Serbia to improve lot of mentally disabled
BELGRADE (Reuters) - Serbia will take steps to improve conditions in its long-term mental institutions and may close down some facilities following a human rights group report on mistreatment of patients, a Serb minister said on Thursday.
The report by Washington-based Mental Disability Rights International (MDRI), entitled "Torment not Treatment", said Serbian mental institutions routinely use physical restraints that are tantamount to torturing helpless patients.
Initially, the report was strongly rejected by Serbian prime minister Vojislav Kostunica, who said it was politically motivated.
But a week later, Rasim Ljajic who heads the ministry of labor and social affairs said: "There is some truth in the report.
"The allegations of poor hygienic conditions, lack of nurses and overcrowded hospitals were true," he said. "Some of these institutions will have to be closed down.
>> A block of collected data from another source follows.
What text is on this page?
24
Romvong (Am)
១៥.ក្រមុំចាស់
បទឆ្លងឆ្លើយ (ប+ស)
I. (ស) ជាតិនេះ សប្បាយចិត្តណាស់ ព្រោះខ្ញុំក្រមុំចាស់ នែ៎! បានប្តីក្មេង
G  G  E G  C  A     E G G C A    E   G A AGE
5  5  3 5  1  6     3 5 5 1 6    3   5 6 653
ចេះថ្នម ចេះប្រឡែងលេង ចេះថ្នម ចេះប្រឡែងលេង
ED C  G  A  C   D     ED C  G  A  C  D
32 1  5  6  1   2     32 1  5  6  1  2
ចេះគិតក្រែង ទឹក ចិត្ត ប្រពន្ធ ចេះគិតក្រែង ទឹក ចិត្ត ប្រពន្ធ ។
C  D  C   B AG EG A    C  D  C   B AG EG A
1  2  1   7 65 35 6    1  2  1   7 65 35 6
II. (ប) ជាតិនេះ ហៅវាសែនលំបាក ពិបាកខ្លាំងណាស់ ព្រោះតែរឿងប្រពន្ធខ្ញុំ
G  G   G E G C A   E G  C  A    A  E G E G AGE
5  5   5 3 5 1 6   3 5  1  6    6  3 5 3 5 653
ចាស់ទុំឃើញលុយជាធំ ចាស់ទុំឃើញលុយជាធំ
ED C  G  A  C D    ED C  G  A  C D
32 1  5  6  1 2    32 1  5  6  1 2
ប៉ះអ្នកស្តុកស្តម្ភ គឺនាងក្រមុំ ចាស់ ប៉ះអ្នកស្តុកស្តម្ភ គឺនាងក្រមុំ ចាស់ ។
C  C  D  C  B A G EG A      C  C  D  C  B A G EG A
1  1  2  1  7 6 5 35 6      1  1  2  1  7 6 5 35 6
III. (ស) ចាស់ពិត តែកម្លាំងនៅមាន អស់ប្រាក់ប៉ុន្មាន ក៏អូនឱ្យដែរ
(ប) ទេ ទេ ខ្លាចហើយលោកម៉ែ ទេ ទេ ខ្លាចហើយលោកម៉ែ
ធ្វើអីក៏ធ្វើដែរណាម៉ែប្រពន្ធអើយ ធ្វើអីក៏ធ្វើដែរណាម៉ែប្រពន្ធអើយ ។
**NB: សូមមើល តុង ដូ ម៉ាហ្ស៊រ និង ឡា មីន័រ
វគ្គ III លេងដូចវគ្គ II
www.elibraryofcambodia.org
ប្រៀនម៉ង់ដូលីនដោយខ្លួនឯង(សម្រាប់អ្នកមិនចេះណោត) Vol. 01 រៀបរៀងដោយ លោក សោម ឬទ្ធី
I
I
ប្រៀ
"However the allegations in the report that the state was deliberately dumping disabled children into institutions were wrong," he added.
Up to 75 percent of disabled children in such institutions in Serbia had no contact with their families, the minister said -- a reflection of Balkan society's tendency to treat mental disability as a stigma to be covered up and denied.
Social reform is one of several areas in which Serbia is called on to make substantial progress in order to advance towards eventual membership of the European Union.